In fact, Miles Davis should be every man’s sartorial role model, for he achieved what few others do: epitomizing
changing eras while crafting an individual style. Davis was no stick-in-the-mud wedded to a lifelong look, but nor
was he a malleable fashion follower taking orders from the marketplace. He was perennially a man of his times yet
ahead of the pack, wearing, as Down Beat magazine wrote in 1960, “what the well-dressed man will wear next
year.”
It wasn’t always that way. When he joined the St. Louis musicians’ union at age 16, he was too poor to be ahead of
the curve, and had to settle for secondhand Brooks Brothers suits from the local pawn shop. Miles thought he looked
sharp (“clean as a broke-dick dog” was his exact expression), but hipper cats like Dexter Gordon didn’t agree.
Miles writes in his autobiography: “Dexter used to be super hip and dapper, with those big shouldered suits everybody
was wearing in those days [1948]. I was wearing my three-piece Brooks Brothers suits that I thought were super hip,
too. But Dexter didn’t think my dress style was all that hip. [I said to him], ‘Why, Dexter, these some bad suits
I’m wearing. I paid a lot of money for this s***.’ [Dexter replied,], ‘Miles, that ain’t it, ’cause the s*** ain’t
hip. See, it ain’t got nothing to do with money; it’s got something to do with hipness.’
“So I saved up forty-seven dollars and bought me a gray, big-shouldered suit that looked like it was too big for
me.”
In 1955, Davis signed his first major-label deal, with Columbia Records, and just as the silhouette of his suits
changed from broad to natural shoulders, so did Miles begin setting styles rather than following them. “In the
mid-’50s, Miles to the Ivy League Look in fashion,” writes jazz historian John Szwed, “having his clothes made at
the epicenter of preppy fashion, the Andover Shop in Cambridge’s Harvard Square, where tailor Charlie Davidson
dressed him in jackets of English tweed or madras with narrow lapels and natural shoulder, woolen or chino trousers,
broadcloth shirts with button-down collars, thin knit or rep ties, and Bass Weejun loafers. It was a look that
redefined cool and shook those who thought they were in the know.”
It was during this period — the time of groundbreaking albums such as “Round About Midnight,” “Miles Ahead” and
“Porgy and Bess” — that Davis became the iconic figure he’s remembered as today. Here was the “evil genius of jazz”
hunched over his trumpet, his jackets cut specifically for his slouchy playing posture, his back to the audience,
never once addressing the crowd, and frequently leaving the stage while bandmates took their solos.

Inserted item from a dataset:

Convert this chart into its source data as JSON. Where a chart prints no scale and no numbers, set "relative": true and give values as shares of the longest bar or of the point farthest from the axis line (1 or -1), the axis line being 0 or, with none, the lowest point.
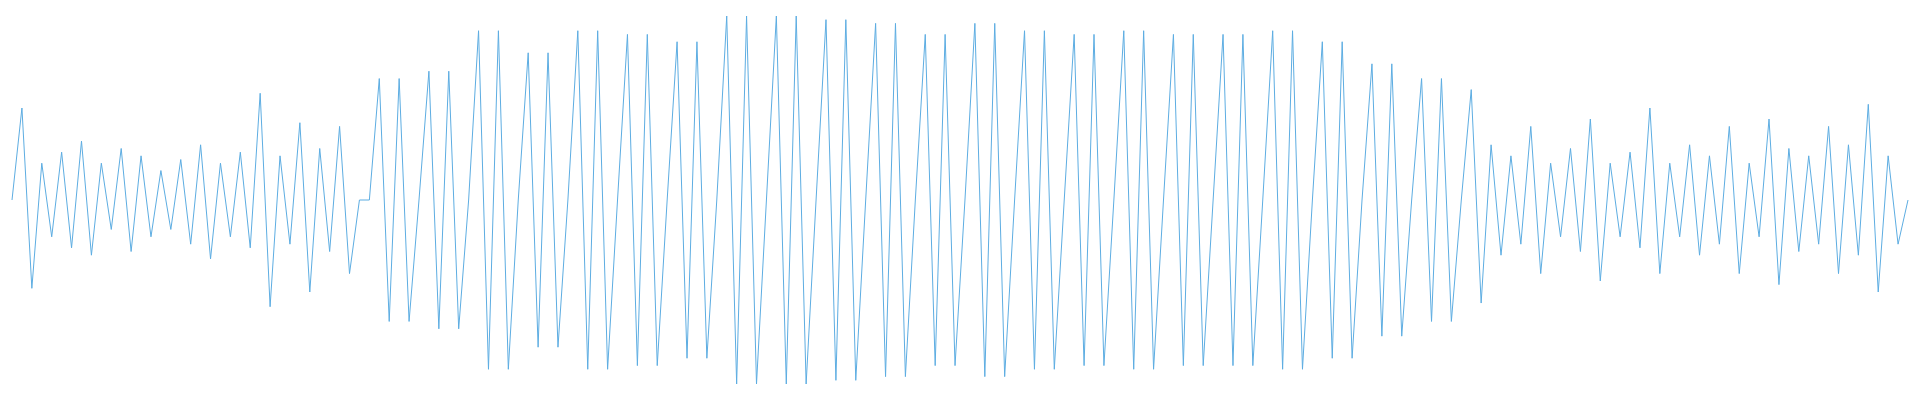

But Miles’ arrogance and aloofness only added to his allure. As Farah Jasmine Griffin and Salim Washington note in
their recent book “Clawing at the Limits of Cool,” while Miles’ coolness and glamor were rooted primarily in his
music, “they were more than bolstered by his physical beauty and sartorial elegance, his complicated relationships
with beautiful women, and most of all, his take-no-shit attitude.”
This attitude could elevate the most commonplace clothing items to artistic expressions in their own right. Take the
simple white buttondown shirt Miles was photographed wearing, sleeves rolled up, during the 1959 “Kind of Blue”
sessions. “The shirt is tucked neatly into his pants,” write Griffin and Washington. “He is tight and fit, in full
control, in top form… an aesthetic statement.
Though he admired legendary dressers like Fred Astaire, Cary Grant and the Duke of Windsor, Miles’ true role model
was the boxer Jack Johnson, whose fine clothes, fancy cars and beautiful women seemed to unify his lifestyle into a
coherent statement. “For Miles,” write Griffin and Washington, “the music is the central component of a larger
aesthetic project that includes fashion, painting, boxing and self-creation.”
By 1960 Miles was a GQ fashion plate and on Esquire’s best-dressed list. Ever ahead of the pack, he’d already moved
on to slim-cut European suits. Press releases for upcoming concerts detailed the sartorial as well as musical
program. A 1961 press release for the Randall’s Island Jazz Festival outlines Miles onstage and backstage outfits,
which included a one-button beige pongee suit, a pink seersucker jacket, and handmade doeskin loafers.
What a man loves often destroys him — or at least drives him to distraction. In a famous 1971 photo by Anthony
Barboza, Davis stands in front of a walk-in closet overflowing with scarves, belts and boots, an avalanche of
paralyzing options.
In “The Down Beat Miles Davis Reader,” Keith Jarrett remembers visiting Miles at his apartment, “and he was in his
room with all his clothes, and he was looking at this wall-to-wall closet and wall-to-wall shoes. And he’d come out
of his room with one thing on, and then he’d go back in, and then he’d come out of his room and he’d have something
else on.” When Miles finally left the apartment, he scoffed at his life’s curses, muttering, “Bitches and clothes,
bitches and clothes!” He’d finally decided what to wear — if only for a day.